Last Updated on August 2, 2021
PLOT: The true story of famed social psychologist Stanley Milgram (Peter Sarsgaard) who – in the sixties – conducted a landmark behavioral experiment concerned with the willingness of participants to inflict pain on others if told to do so by people in authority.
REVIEW: Every once in a while, I see a movie at Sundance that has so much potential but winds up being instantly disposable thanks to some truly bizarre artistic choices that are bound to alienate about 90% of the audience, dooming the film to obscurity. While it’s impossible to tell whether or not that’s the fate that’s going to befall EXPERIMENTER, director Michael Almereyda‘s certainly not made things easy for himself but adopting a highly stylized, intentionally artificial tone that feels like artistic masturbation.

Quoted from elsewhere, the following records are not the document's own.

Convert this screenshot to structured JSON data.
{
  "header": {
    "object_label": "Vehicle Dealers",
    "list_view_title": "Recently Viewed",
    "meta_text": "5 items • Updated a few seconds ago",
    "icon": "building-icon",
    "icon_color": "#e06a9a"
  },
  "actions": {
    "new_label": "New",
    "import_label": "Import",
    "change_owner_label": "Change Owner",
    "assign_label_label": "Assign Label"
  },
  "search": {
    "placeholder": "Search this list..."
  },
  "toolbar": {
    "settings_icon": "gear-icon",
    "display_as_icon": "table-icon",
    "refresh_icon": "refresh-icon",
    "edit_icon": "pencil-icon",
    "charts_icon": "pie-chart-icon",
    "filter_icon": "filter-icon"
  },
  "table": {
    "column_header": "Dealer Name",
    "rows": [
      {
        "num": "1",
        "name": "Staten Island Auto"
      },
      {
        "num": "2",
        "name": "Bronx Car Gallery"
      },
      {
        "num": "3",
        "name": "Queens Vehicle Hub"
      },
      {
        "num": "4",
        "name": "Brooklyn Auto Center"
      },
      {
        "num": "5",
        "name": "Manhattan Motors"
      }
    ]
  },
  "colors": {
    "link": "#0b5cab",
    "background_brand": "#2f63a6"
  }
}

It’s a shame because EXPERIMENTER should have been a good movie. Anyone who’s ever taken a psychology class has heard of Milgram’s infamous experiment, in which the vast majority of people surveyed were willing to inflict electric shocks on another subject who would complain of chest pain and beg for them to stop. It certainly held an ugly mirror up to society and proved the danger of conformity. With the always great Peter Sarsgaard starring as Milgram, the perennially underrated Winona Ryder as his wife how could this not be a slam-dunk?

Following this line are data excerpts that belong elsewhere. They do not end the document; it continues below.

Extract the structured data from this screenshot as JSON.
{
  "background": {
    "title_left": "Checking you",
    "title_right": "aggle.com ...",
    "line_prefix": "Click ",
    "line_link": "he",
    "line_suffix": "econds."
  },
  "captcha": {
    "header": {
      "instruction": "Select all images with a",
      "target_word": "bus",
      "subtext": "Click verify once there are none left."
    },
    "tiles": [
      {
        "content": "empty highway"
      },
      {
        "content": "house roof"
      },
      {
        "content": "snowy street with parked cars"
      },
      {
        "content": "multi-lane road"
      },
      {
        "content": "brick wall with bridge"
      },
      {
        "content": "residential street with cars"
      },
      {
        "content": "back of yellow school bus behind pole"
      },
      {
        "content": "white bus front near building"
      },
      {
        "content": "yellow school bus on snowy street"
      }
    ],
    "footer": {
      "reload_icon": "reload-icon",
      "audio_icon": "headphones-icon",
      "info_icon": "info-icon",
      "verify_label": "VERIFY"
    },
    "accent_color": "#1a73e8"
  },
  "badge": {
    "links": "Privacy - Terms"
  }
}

For some ungodly reason, Almereyda goes for this ultra fake style throughout. By now, breaking the fourth wall is normal, but Almereyda goes way beyond, inexplicably inserting shots of an elephant following Milgram around, having Sarsgaard spontaneously break into song at one point, and worst of all – shooting many interior shots on soundstages with blown-up images in the background making it feel like he’s aping Lars Von Trier’s work on DOGVILLE.
I suppose the argument is that Almereyda is trying to be as unconventional as he can to do justice to Milgram’s study, but the artificiality goes too far, with Sarsgaard even sporting a hideous fake beard for the second half of the movie that had the press audience (those who didn’t walk out) tittering throughout. Maybe Almereyda’s having fun, but one wishes he’d get out of the way of his own material, as there’s a good story to be told with something important to say. Rather, a good chunk of the movie is rendered unwatchable – although at least the scenes depicting the experiment (with people like Anthony Edwards and Anton Yelchin playing participants, while Jim Gaffigan plays Milgram’s colleague) are done straight. The only really amusing bit comes towards the end as Milgram watches his experiments dramatized into a (real) movie of the week with Kellan Lutz doing a spot-on impression of William Shatner, and Dennis Haysbert as Ossie Davis.
Begrudgingly, I will give EXPERIMENTER this. It’s bad, but it’s never boring. It’s too goofy to be dull. Yet, I can’t help but think Almereyda’s still has torpedoed what could have been a good little film. Sad to say, this one is not salvageable.